After the death about 290A.D.of Diophantus a famous Greek mathematician someone !
Question:
After the death about 290A.D.of Diophantus a famous Greek mathematician someone described his life as a puzzle
he was a boy for 1/6 of his life
after 1/12 more, he aquired a beard
after another 1/7, he married
in the fifth year after marriage his son was born
the son lived half as many years as his father
diophantus died 4 years after his son
how old was diophantus when he died?
how did u get dat answer?
best answer plz
Answers:
This is a simultaneous equation question.

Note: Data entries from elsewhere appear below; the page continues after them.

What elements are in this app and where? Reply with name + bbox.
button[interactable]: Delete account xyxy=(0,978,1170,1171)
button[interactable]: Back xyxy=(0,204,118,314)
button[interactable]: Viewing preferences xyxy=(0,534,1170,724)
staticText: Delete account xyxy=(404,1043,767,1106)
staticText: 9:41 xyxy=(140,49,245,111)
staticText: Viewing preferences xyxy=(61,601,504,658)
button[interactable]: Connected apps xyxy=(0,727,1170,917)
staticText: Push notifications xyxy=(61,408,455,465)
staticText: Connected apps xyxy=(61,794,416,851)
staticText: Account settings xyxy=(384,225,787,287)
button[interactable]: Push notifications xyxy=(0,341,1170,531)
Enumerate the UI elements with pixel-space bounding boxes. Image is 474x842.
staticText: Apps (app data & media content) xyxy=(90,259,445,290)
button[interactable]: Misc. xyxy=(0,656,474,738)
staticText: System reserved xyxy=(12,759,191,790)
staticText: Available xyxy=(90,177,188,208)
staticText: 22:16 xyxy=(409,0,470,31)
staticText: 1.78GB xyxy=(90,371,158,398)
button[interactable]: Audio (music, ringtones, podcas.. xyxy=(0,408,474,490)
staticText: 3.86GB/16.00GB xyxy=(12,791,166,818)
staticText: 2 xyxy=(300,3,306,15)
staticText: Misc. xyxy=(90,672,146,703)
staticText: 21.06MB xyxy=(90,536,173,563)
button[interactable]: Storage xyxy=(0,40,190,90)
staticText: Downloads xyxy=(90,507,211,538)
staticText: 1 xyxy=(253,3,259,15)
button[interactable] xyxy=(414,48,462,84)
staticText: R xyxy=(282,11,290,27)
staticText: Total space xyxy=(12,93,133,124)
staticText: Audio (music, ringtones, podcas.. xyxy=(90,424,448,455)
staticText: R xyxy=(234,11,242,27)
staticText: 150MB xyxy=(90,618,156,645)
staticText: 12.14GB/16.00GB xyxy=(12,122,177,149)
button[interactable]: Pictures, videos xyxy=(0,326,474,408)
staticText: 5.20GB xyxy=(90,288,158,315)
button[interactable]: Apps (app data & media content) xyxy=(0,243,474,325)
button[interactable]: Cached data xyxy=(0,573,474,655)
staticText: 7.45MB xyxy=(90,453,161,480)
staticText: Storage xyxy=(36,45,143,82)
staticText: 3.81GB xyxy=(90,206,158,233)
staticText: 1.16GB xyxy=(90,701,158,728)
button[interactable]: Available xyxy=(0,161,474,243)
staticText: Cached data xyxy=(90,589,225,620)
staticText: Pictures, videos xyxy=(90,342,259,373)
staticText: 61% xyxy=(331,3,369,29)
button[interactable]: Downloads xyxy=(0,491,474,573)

Firstly you know the guy dies in 290AD (i hope thats what it means). therefore you know he was born in 290AD-x (x is his age).

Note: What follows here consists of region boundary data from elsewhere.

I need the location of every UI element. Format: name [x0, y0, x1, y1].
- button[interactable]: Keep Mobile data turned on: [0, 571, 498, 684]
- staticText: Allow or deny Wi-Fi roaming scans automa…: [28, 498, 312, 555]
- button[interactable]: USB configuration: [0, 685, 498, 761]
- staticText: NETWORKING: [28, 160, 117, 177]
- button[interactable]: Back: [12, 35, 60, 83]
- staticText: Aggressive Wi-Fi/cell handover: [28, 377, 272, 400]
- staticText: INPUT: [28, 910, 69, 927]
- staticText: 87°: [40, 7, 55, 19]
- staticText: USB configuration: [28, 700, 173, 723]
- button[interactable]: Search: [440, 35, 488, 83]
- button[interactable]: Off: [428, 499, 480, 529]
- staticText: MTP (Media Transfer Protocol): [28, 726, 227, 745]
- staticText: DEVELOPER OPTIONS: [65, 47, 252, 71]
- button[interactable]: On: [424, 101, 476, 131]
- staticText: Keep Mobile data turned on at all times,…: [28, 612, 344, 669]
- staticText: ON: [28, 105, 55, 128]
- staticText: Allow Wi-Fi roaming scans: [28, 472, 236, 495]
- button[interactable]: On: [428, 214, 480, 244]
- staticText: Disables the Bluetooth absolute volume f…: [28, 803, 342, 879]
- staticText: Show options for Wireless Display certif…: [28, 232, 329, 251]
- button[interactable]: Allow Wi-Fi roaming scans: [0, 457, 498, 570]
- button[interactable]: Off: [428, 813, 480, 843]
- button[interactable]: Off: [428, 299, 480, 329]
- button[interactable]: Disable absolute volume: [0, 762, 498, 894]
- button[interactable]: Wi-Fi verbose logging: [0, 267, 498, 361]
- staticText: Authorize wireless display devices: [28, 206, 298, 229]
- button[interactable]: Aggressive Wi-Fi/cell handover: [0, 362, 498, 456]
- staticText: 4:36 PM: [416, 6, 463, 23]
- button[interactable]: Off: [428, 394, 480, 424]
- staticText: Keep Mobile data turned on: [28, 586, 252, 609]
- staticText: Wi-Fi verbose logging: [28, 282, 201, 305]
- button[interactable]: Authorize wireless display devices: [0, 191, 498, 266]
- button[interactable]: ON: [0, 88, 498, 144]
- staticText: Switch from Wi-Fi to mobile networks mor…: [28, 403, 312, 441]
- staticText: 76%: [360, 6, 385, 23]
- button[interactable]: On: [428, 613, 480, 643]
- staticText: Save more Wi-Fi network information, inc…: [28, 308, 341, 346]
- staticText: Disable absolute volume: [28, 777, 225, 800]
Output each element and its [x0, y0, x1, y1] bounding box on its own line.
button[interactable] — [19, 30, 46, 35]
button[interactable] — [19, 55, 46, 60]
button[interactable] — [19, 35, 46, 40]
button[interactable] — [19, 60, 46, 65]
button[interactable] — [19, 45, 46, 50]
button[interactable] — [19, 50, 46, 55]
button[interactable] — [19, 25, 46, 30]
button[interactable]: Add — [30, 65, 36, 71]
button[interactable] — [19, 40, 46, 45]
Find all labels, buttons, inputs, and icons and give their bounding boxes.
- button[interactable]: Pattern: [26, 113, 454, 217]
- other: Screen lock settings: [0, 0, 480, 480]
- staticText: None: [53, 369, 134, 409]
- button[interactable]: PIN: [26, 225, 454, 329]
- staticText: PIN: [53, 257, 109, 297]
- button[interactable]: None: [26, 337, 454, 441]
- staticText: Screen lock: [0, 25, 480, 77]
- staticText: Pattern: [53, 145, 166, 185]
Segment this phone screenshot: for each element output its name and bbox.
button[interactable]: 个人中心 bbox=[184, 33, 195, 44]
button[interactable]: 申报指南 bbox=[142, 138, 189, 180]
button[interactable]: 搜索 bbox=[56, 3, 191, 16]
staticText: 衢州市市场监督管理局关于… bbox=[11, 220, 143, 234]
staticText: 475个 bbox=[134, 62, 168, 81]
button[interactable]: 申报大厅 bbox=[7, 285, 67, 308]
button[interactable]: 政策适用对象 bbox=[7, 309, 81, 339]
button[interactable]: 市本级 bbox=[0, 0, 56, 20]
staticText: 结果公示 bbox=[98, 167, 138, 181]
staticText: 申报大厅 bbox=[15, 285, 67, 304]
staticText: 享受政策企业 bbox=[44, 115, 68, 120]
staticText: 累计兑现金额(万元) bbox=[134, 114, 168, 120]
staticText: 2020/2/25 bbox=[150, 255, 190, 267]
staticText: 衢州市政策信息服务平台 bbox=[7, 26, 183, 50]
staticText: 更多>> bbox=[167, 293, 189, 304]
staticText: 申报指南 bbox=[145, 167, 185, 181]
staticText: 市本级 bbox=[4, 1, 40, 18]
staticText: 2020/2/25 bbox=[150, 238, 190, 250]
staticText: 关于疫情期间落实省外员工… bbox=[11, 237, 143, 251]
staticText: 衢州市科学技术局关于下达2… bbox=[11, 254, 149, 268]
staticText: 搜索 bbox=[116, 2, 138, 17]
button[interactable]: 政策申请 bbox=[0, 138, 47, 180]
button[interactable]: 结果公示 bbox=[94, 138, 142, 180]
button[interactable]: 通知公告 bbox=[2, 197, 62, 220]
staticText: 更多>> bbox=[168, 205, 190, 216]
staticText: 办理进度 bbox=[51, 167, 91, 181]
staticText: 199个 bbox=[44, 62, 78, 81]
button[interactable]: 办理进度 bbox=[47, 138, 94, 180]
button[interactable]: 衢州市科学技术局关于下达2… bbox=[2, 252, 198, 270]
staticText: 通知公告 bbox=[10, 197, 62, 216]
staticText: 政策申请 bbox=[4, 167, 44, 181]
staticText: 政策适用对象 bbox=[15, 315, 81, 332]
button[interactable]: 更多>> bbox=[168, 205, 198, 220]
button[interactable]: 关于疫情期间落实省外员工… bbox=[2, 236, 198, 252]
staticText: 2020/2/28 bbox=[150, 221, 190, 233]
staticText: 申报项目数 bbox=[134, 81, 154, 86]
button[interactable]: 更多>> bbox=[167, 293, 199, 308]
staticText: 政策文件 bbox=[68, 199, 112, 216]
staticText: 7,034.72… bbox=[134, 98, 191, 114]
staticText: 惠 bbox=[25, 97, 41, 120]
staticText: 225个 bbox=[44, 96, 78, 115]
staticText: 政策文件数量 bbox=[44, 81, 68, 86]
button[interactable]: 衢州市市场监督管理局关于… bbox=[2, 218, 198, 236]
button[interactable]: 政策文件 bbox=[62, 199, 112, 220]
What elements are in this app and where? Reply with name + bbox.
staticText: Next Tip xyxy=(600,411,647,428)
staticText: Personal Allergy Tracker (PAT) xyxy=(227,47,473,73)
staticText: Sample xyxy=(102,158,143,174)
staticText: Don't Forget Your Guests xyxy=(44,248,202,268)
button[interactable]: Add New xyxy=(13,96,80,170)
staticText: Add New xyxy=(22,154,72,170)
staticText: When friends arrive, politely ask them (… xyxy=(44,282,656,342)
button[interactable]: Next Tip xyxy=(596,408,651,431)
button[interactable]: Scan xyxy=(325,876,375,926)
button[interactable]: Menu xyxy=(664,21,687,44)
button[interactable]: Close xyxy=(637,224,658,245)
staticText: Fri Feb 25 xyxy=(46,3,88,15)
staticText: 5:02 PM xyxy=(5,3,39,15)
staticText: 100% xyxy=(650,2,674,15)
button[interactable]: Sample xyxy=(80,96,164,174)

1/6 of his life is therefore 1/6x so he was a boy for 1/6x, and then after 1/12x he grew a beard. His age at this point was 1/6x+1/12x, and when he gets married his age is 1/6x+1/12x+1/7x which is simplified to 33/84x.
After 5 more years he has a child so he has a child at 33/84x+5.

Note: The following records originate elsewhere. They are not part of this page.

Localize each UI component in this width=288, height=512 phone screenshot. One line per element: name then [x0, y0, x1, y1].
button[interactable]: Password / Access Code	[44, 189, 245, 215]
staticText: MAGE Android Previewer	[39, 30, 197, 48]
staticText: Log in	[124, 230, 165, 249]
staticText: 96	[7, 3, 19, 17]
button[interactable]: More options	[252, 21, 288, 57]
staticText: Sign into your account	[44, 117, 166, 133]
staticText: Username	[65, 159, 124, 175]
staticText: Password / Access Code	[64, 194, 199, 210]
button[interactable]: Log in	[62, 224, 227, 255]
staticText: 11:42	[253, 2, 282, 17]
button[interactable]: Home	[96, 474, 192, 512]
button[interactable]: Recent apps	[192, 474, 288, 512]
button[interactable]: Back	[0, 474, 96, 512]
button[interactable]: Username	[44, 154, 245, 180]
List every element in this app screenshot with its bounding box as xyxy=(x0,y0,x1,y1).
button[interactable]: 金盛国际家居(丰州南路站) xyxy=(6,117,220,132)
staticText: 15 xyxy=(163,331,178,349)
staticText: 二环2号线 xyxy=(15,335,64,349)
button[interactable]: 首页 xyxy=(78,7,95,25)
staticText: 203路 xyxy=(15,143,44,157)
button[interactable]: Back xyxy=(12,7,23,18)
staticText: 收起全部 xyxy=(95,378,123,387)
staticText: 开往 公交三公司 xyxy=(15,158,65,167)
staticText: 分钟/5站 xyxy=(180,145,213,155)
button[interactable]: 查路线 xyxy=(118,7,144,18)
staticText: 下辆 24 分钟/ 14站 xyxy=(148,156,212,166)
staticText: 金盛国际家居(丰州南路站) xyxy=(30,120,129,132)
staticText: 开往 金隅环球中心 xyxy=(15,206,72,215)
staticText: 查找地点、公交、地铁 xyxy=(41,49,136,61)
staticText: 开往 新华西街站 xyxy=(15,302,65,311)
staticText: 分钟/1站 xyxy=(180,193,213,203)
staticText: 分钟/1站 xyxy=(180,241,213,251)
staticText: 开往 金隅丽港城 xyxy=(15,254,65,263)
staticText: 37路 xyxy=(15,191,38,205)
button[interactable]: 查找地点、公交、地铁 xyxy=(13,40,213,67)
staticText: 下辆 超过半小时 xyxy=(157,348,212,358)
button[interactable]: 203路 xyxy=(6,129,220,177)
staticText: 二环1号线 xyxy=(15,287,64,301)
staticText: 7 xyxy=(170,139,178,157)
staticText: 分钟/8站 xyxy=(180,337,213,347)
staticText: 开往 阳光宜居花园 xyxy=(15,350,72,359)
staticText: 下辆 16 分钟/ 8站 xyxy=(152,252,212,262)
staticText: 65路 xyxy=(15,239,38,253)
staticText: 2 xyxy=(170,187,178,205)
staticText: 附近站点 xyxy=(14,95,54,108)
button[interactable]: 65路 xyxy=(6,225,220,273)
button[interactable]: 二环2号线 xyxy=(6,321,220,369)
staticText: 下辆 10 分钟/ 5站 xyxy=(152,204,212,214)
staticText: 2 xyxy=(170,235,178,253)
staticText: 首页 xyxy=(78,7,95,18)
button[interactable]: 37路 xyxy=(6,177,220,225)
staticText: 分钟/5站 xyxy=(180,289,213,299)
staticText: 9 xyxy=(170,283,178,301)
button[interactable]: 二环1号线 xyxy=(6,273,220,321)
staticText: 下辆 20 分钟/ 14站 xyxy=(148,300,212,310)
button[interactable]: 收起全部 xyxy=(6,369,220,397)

The son lives for 1/2 of his fathers life so he lives for 1/2x.
We know that the father dies in 290AD so his son dies in 286AD.
Finally, the year in which the son dies is therefore:
The year of Diophantus birth+ his life up until he gives birth to his child+the lifespna of the child.
His life as explained is 290-x+33/84x+5 and the lifespan of the child is 1/2x.
290-x+33/84x+5+1/2x=286
4-x+33/84x+5+1/2x=0
9-x+33/84x+1/2x=0
9-x+75/84x=0
9=x-75/84x
9=9/84x
9*84=9x
x=84years
I hope this is right, also i got this first before the guy who said hes working on it, unless of course im wrong.